DeepMind's AlphaZero and efforts by the Google-owned AI lab have shown just how far we can go with these advanced forms of learning. And yet, despite all the research, effort and money being pumped into these research efforts, AGI still remains beyond our grasp.
Where is AGI now?
There are researchers looking into making AGI a reality with lots of funding and resources being put toward this goal. Efforts to achieve AGI vary widely from efforts as diverse as large deep learning neural nets that can accomplish increasingly more complicated tasks to biologically inspired efforts that aim to find the core of what makes intelligence work. AI researcher Carlos Perez has mapped out the various approaches to AGI.

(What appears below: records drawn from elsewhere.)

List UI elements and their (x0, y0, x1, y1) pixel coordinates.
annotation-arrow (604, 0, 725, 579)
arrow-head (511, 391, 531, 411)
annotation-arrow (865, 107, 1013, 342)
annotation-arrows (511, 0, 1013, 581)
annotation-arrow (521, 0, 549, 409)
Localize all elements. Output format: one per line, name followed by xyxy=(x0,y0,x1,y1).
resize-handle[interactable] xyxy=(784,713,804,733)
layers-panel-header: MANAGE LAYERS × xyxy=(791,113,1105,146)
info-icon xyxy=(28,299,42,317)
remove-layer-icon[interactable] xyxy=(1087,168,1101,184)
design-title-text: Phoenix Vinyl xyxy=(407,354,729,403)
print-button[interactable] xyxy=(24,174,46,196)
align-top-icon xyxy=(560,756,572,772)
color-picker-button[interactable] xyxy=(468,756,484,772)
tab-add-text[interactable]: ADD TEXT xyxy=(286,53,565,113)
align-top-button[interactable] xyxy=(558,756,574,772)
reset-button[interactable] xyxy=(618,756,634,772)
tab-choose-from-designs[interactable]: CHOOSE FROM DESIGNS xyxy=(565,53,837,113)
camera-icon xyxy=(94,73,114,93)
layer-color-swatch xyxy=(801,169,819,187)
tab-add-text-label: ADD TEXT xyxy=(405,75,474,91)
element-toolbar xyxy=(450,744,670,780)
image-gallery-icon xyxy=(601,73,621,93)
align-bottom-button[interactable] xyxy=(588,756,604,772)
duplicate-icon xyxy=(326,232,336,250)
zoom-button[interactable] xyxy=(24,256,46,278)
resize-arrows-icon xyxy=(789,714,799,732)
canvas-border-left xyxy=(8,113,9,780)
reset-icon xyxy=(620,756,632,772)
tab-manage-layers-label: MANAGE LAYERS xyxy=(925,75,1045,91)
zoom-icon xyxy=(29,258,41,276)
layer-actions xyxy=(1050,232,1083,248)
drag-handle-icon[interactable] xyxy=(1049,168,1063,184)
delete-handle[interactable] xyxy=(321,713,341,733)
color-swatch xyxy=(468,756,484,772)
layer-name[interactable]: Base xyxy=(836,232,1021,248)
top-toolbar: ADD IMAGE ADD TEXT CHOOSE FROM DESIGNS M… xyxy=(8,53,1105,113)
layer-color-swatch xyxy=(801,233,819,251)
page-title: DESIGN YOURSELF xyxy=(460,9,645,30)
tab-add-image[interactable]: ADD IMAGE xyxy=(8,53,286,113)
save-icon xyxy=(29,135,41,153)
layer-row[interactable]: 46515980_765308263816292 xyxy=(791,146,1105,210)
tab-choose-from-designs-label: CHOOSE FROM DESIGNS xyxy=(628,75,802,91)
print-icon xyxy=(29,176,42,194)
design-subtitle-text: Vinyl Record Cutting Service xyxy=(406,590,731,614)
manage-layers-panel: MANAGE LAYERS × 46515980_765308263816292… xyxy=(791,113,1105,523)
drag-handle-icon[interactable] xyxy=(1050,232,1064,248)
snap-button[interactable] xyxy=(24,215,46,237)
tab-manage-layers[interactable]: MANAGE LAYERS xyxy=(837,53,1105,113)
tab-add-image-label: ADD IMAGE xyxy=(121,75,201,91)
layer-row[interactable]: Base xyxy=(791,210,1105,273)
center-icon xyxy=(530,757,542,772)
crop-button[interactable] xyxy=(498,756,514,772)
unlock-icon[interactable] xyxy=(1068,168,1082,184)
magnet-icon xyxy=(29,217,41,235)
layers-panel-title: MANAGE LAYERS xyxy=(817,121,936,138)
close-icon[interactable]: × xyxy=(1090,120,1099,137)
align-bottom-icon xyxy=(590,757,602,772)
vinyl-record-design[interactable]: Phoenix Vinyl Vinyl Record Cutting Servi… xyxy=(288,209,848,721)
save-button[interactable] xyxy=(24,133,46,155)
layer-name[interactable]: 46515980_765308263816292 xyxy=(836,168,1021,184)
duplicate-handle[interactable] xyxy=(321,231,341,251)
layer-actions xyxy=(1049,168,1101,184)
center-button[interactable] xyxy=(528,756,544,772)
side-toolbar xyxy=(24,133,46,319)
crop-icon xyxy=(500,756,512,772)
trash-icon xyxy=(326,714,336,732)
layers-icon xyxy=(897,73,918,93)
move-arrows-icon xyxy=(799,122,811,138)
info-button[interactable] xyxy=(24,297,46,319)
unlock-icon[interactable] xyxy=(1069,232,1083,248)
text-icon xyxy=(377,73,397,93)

From his perspective, formulaic approaches to AGI aim to find a small set of patterns that can be collectively used for greater intelligence, whereas ecological approaches aim to find the large set of patterns that can explain the range of intelligence capabilities. Functionalist approaches focus on research that can find a small set of capabilities that can explain a wide set of intelligent phenomena, while an enactivist approach aims to create lots of capabilities that can be combined in many complex ways.
From this perspective of a classification of AGI efforts, DeepMind, which aims to create intelligent systems by "self-play" -- iterating against itself many times to find a solution without trying to identify the single truth -- is an ecological, enactivist approach to AGI. On the other hand, OpenMind's efforts to create large models that can be used for a wide range of tasks are more functional, enactivist approaches.
Other researchers aim to find the truth in symbolic approaches to AI or other approaches that use genetic algorithms or evolutionary techniques that aim to replicate the years of evolution that have resulted in the human brain. These approaches are being pursued by many different researchers at academic and commercial institutions. Despite all these efforts, no one has cracked the code yet, and as such, any of these approaches could be potentially feasible.
The future of AGI
AI, when compared to the fields of physics, biology and chemistry, is still a relatively young field of study. AGI is in its infancy as researchers are just at the beginnings of understanding the complexities of what makes intelligence work. As such, there's no doubt that many decades ahead of research await those pursuing AGI.
What is most frustrating about the pursuit of AGI is that, at times, the capabilities of narrow AI systems seemingly replicate the capacity of a real AGI system. However, a closer look at those narrow AI approaches reveals that they remain far away from that lofty goal of AGI. Simple intelligence tasks, such as having a normal conversation, as well as basic common sense, remain out of reach for these systems.
Deep learning was a revolution in AI that, in combination with big data and loads of computing power, has made many narrow AI tasks much more possible than previous approaches. And yet, deep learning research is decades old. There are many in the industry that feel we are in dire need of a new breakthrough in the field to achieve the next level of AI capability.
The enthusiasm for the field hasn't wavered, and some even feel that we are just a few years away from that breakthrough. This certainly explains the billions of dollars in AI research that firms like Microsoft and Google have committed to thus far. However, there are others that feel that AGI is much further away from reality. The truth is that we just don't know. The future possibility of AGI, like the future possibility of colonizing other planets, is at once just ahead of us and possibly forever outside our grasp.